Throughout the year I had trouble relaxing, trouble sleeping, horrible nightmares, and trouble waking up. And yet, no-one took me seriously because I was only 2lb under my minimum healthy weight. People who didn’t know me well complimented my slimmer figure, asking how I achieved it. I couldn’t bring myself to tell them that the answer was barely eating, overexercising, checking my body for hours in the mirror and spending my weekends on the toilet taking laxatives. Through this whole time, I’d never even heard of orthorexia, or truly believed I was sick.
When I moved out of halls, my family encouraged me to see my childhood doctor as well as a therapist, and I reluctantly began recovering. I became weight-restored within eight months and now, 20 months on, I have graduated and am almost completely mentally recovered. I still have days when I doubt myself and wonder if the answer to all my problems would be just to starve or purge again, but I never actually do, no matter how much my thoughts scare me.
In the almost two years that have passed, I’ve seen more and more talk about eating disorders and their contributing factors like ‘thinspo’ posts, body-shaming, and a lack of diversity in media, which is very uplifting to see.
Perhaps most extraordinary is the growth of online body-positive communities. During my recovery, I joined a body-posi group called Pizza Sisters for Life, a community encouraging ‘all genders, races, sizes, ages and life experiences to come together to promote body positive life.’ It sounds cheesy, but women like popular blogger Megan Crabbe aka. Body Posi Panda really helped me feel supported and included and taught me that I didn’t need to be a certain shape or size to enjoy life.
However, venturing into the comments sections on articles still shows me that there’s a long way to go before the general public are truly educated about EDs of all kinds and respectful to those who are battling them.

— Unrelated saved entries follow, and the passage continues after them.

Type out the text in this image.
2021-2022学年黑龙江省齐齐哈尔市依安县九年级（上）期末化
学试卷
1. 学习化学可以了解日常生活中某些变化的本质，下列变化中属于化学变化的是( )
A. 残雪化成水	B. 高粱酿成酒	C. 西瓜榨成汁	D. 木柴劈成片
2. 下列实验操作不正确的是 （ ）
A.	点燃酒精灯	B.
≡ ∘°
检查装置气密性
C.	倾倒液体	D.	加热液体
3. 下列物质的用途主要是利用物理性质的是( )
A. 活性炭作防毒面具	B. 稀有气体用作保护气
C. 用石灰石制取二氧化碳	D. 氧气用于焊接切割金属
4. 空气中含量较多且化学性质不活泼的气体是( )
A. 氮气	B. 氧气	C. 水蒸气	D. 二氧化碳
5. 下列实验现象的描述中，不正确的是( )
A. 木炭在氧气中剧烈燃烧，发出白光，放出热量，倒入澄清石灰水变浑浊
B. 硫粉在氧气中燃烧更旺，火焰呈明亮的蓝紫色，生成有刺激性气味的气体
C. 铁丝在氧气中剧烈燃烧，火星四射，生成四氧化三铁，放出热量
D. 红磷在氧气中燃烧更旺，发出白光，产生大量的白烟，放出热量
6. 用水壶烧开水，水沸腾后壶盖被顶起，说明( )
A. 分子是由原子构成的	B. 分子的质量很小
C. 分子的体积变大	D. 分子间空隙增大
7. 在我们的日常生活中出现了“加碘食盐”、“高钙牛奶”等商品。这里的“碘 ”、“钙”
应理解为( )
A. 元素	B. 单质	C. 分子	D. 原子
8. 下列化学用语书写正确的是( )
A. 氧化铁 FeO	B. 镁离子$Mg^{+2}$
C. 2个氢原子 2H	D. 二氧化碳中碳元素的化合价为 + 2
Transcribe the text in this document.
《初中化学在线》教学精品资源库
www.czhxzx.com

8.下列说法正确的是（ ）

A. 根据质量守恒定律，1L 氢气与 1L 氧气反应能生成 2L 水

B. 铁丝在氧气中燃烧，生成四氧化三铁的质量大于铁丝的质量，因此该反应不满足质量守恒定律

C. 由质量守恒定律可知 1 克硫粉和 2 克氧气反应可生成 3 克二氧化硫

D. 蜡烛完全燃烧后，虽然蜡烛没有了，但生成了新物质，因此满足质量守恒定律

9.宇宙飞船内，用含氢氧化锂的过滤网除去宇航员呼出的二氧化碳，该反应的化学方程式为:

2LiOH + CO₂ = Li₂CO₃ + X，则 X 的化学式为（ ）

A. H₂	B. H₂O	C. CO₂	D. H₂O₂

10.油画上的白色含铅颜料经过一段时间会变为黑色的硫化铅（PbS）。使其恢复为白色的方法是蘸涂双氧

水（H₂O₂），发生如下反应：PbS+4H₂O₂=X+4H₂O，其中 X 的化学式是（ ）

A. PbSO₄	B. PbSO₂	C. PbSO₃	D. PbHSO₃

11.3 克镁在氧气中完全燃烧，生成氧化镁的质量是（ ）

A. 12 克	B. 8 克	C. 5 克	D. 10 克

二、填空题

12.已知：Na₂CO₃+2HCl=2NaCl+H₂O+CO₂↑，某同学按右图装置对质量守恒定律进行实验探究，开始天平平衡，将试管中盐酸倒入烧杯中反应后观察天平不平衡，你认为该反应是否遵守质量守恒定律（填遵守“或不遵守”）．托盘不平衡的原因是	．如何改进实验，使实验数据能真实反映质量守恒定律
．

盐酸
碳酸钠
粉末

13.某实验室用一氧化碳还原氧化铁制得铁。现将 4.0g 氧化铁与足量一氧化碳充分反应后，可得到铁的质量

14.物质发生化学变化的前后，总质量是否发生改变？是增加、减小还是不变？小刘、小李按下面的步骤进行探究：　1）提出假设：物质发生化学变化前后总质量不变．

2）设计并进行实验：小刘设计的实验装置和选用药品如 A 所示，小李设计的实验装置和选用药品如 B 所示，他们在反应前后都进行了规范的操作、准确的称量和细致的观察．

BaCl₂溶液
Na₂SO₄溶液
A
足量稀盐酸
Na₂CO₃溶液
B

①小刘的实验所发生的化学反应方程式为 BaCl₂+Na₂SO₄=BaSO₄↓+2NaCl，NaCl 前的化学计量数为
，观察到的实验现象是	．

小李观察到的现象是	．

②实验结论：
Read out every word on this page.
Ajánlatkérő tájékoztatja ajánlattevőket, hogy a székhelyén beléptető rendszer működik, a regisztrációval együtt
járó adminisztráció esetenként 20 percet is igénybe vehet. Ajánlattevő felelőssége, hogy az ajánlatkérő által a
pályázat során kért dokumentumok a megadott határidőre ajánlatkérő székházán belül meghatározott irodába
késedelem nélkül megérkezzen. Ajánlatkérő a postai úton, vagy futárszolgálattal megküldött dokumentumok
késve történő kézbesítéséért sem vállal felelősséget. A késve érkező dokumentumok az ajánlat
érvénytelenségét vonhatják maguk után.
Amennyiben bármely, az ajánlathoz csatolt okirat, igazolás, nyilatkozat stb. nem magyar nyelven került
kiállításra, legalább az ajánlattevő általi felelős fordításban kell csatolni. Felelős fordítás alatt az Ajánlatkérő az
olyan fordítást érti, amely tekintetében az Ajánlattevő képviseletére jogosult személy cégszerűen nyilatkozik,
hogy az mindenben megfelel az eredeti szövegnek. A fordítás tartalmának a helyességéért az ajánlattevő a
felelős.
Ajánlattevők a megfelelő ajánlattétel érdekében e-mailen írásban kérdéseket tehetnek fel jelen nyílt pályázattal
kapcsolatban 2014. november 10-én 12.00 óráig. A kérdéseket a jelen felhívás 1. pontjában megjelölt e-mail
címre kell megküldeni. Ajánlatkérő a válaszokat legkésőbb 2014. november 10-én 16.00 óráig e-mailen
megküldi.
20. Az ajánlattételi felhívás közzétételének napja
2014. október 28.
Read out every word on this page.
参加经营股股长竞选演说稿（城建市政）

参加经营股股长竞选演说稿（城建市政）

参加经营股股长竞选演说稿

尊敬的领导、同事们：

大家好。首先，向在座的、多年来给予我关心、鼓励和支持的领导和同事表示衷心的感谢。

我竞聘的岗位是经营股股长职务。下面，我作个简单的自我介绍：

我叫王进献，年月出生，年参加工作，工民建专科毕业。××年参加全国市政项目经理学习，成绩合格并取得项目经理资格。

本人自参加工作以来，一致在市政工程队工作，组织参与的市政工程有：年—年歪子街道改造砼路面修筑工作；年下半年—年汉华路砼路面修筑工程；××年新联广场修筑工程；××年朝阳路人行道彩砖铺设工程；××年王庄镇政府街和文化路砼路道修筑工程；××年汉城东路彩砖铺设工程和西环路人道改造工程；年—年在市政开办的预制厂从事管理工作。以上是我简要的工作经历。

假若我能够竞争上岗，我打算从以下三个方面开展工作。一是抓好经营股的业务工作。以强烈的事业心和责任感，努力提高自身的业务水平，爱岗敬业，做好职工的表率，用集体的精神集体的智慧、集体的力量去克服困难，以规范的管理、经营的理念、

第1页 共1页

On one article about orthorexia, multiple comments said that it ‘wasn’t an eating disorder’ because ‘everyone should try to be healthier’. Most disgusting of all were comments by a pair of much older men claiming that the girl was ‘much fitter now she was underweight’ and they ‘wouldn’t have wanted to shag her before’. I urge anyone who might have these thoughts about others to ask themselves if they’d be happy with their child, partner, daughter, mother or best friend thinking of a cup of tea with 10ml skimmed milk as a hearty snack, checking their body obsessively in the mirror to the point that they have bruises from pinching , or setting aside weekends to take laxatives. Even if it did make them look, in your narrow-minded opinion, slightly more attractive.